Au plan d’action pour renforcer la prise en charge de l’endométriose mis en place le 8 mars 2019 par Agnès Buzyn a succédé une mission d’élaboration de la stratégie nationale contre l’endométriose en mars 2021 mais il n’est plus temps de tergiverser. La première étape doit être l’inscription de l’endométriose sur la liste des affections longue durée exonérante (ALD 30) afin de garantir une justice sociale pour toutes les patientes, à partir de critères médicaux.

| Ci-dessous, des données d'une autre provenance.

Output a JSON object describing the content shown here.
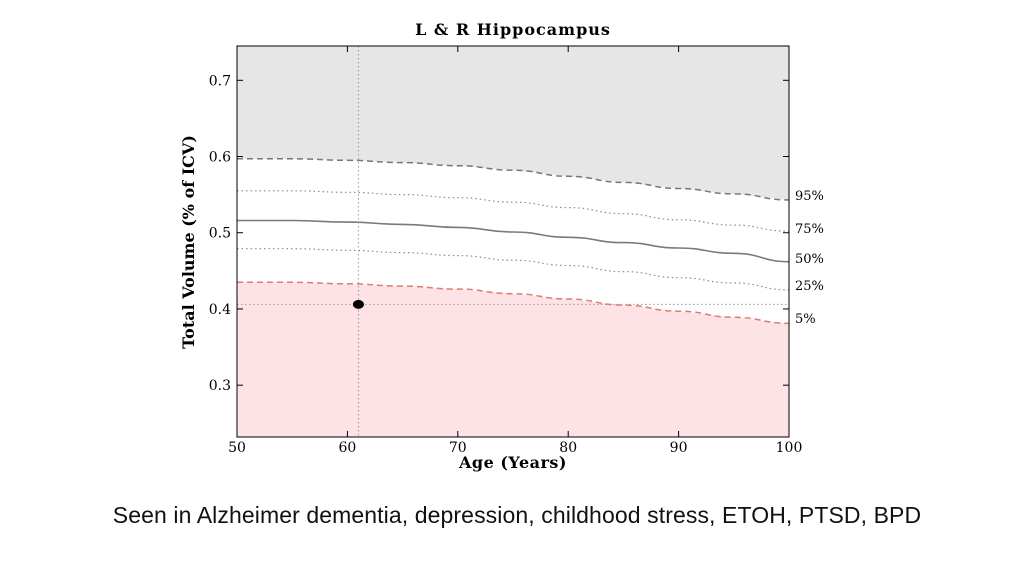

Il est cependant nécessaire d’aller au‑delà de ces premières mesures comme le demandent les associations, dont EndoFrance, et le Collège national des gynécologues et obstétriciens de France, le Collège national des sages‑femmes et une soixantaine de médecins dans une tribune publiée dans le Parisien Aujourd’hui en France le 23 août 2020. Ils décrivent les grandes lignes d’un plan de santé national de lutte contre l’endométriose : formation initiale et continue de l’ensemble des médecins, labellisation de centres d’expertises dédiés à la prise en charge de l’endométriose dans chaque région et financement de la recherche dédiée à l’endométriose.

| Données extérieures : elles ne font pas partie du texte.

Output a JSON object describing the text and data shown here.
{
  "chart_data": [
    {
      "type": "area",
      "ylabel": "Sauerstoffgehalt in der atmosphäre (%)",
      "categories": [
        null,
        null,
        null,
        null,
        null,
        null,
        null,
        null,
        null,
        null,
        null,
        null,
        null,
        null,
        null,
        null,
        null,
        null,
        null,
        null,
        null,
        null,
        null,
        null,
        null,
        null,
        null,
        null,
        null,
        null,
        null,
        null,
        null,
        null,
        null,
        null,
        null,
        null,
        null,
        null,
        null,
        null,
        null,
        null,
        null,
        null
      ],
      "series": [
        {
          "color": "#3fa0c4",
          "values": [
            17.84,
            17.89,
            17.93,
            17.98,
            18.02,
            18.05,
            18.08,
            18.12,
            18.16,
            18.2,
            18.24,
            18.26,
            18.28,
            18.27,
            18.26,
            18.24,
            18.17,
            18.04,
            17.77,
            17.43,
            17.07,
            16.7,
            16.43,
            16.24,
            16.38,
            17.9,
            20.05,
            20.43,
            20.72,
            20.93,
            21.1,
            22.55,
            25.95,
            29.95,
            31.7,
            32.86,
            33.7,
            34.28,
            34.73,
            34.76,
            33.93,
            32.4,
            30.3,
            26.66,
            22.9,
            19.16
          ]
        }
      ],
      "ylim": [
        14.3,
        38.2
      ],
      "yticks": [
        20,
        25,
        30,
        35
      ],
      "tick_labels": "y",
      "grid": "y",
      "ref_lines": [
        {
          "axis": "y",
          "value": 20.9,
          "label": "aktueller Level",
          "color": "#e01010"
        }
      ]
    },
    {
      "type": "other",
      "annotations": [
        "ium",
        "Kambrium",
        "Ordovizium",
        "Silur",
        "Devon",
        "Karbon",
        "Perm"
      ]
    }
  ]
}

Cette proposition de résolution constitue la première phase d’une reconnaissance institutionnelle de l’endométriose en demandant au Gouvernement d’inscrire par voie règlementaire l’endométriose dans la liste des affections de longue durée (ALD 30).


proposition de rÉsolution

Article unique

L’Assemblée nationale,

Vu l’article 34‑1 de la Constitution,

Vu l’article 136 du Règlement de l’Assemblée nationale,

Considérant que l’endométriose est une maladie chronique, évolutive et incurable, qu’elle peut être invalidante et occasionner un traitement prolongé et particulièrement coûteux ;

Considérant qu’il existe une inégalité dans la prise en charge des soins en rapport avec la maladie en fonction du lieu de résidence et un important non‑recours ;

Invite le Gouvernement à entamer une réflexion sur la liste figurant à l’article D. 160‑4 du code de la sécurité sociale, relative aux affections comportant un traitement prolongé et une thérapeutique particulièrement coûteuse susceptibles d’ouvrir droit à la suppression de la participation des assurés sociaux aux tarifs servant de base au calcul des prestations en nature de l’assurance maladie, en application du 3° de l’article L. 160‑14 de ce même code afin d’y ajouter l’endométriose.